Os filhos, se os temos, são o nosso maior legado (o que vale para os agregados). Deles devemos cuidar bem além do que fazem as outras espécies. E muitas delas, tantas vezes, o fazem melhor do que nós. As nossas formas de organização e convívio são muito mais complexas e nos exigem a capacidade de decidir sempre – para o bem e para o mal.
Dar amor, amparo, conforto e – provavelmente o mais difícil – ajudar a construir um caráter, com a precariedade e as incertezas que carregamos, mesmo assim, podem fazer uma notável diferença no meio social. A dolorosa negativa ou a reprimenda mais brusca – quando é o que nos mandam razão e sentimento – poderão representar o alicerce, em dado momento, da necessária construção de uma personalidade mais humana, menos egoísta (uma condição inevitável da nossa natureza), que possa compreender que “é impossível ser feliz sozinho”.
Nós somos, embora não os únicos, responsáveis diretos pela essência das nossas crias. A capacidade de discernimento, que adquirimos ao longo da existência, não pode impedir que a nossa “paixão permanente” cometa os seus próprios erros. Mas pode ajudá-la a dar a estes erros uma motivação mais nobre (ou, ao contrário, quando o defeito é de fábrica).
Quantos, da minha geração, não aprenderam a “amar” a humanidade, se entregando de corpo e alma à tarefa de construir uma nova sociedade, justa, harmonizada, solidária? E ainda quando a maturidade não nos colocava no devido lugar das nossas possibilidades!
Mas tantos, entre nós, nos mostramos incapazes de amar alguns poucos, às nossas vistas, por nos parecer um fardo insuportável e até dispensável.
Que não se confunda o amor com a traiçoeira permissividade, que há de resultar em saboroso retorno imediato, mas carrega para o futuro as suas consequências nefastas.

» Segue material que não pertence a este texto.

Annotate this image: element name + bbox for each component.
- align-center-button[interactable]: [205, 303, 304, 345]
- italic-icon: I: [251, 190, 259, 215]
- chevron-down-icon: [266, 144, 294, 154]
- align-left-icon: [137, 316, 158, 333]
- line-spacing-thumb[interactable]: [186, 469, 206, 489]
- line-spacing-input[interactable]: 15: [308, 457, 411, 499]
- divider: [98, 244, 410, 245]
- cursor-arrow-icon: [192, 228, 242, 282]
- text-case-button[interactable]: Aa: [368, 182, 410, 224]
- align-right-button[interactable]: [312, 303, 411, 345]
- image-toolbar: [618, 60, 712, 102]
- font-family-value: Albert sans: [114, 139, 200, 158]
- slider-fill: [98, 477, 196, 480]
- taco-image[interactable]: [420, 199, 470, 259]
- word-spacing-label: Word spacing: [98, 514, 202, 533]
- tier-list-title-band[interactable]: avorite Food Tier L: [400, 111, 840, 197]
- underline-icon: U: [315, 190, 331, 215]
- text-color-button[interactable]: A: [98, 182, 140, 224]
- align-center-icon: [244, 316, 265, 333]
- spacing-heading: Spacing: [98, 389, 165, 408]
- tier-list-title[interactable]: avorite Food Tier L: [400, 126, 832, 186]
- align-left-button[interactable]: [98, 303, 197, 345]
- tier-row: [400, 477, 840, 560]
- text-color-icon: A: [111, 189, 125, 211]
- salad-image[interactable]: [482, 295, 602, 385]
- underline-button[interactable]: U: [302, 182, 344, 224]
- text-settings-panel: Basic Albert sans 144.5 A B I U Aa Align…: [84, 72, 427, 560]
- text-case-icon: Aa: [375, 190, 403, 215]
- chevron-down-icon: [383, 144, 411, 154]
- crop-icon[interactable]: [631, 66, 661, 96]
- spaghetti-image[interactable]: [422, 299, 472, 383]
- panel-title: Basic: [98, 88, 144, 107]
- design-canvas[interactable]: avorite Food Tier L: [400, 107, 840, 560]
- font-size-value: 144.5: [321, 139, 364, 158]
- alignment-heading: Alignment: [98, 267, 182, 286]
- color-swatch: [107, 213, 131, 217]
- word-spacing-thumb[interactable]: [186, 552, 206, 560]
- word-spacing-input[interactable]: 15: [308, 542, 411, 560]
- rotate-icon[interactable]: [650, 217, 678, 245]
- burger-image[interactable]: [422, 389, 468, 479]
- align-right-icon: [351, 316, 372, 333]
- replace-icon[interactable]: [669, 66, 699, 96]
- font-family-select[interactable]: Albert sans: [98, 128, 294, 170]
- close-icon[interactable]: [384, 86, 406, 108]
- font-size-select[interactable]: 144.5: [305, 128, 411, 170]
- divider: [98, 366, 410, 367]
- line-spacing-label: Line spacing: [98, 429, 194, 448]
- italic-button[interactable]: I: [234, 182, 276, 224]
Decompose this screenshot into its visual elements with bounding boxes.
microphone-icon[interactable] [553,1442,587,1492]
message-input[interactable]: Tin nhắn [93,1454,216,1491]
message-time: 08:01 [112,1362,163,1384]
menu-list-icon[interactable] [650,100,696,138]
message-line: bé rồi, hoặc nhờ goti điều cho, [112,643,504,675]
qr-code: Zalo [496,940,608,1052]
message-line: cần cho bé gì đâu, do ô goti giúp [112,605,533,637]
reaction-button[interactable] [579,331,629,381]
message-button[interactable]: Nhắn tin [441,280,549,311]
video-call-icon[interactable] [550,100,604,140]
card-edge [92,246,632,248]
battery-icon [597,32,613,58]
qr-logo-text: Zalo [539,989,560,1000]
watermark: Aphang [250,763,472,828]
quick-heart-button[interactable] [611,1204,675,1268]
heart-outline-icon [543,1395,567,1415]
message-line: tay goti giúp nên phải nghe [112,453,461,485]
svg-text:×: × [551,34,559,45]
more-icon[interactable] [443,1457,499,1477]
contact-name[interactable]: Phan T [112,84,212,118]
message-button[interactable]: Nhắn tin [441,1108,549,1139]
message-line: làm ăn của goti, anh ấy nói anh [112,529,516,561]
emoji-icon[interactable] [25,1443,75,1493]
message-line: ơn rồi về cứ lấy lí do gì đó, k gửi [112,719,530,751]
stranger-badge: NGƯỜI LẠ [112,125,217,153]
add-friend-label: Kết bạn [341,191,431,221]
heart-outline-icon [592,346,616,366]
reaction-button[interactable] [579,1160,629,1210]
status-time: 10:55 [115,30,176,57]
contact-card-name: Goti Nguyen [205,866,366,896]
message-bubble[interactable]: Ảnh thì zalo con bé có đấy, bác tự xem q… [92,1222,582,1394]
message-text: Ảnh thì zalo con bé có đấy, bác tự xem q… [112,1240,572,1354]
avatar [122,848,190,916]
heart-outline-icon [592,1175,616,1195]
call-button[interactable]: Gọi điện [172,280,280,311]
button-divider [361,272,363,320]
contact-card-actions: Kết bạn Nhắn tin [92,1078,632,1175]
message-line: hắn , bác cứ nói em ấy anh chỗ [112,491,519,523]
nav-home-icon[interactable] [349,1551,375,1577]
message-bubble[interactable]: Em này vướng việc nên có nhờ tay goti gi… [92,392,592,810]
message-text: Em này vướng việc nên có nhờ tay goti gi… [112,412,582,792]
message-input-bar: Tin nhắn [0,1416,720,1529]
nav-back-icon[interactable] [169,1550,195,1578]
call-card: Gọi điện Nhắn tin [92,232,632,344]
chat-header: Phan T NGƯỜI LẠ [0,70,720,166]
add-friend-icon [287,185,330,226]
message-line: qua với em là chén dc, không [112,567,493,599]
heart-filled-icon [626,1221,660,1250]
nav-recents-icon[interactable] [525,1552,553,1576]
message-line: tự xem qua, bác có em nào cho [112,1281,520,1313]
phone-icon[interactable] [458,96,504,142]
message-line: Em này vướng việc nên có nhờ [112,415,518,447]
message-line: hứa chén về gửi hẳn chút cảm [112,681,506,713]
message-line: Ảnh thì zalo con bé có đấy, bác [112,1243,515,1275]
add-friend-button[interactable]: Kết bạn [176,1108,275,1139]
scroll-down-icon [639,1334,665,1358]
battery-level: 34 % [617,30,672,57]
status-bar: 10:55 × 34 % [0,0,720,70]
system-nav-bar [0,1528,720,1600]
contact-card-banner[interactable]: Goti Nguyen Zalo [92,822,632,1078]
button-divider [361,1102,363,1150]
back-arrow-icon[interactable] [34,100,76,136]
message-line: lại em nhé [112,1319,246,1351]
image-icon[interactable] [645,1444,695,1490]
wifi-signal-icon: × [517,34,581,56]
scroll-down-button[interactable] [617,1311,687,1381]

O desejo de construir um mundo melhor para os “nossos filhos” não há de nos fazer negligenciar na missão de fazer de nossos filhos a herança mais positiva que deixaremos para esse mesmo mundo.
Uma das melhores frases que guardo de Rubem Fonseca, escritor que li muito entre as décadas de 1980 e 1990, é:
– A principal obrigação de uma geração é fazer a seguinte melhor do que ela própria.
Será, como sempre, a utopia a nos mover?
Parece-me uma possibilidade plausível, o que nos cobra Rubem Fonseca, se o nosso trabalho, árduo e contínuo, não descuidar dos que estão tão mais próximos a nós.
Não tentar, errando e aprendendo, pode ser a nossa maior covardia.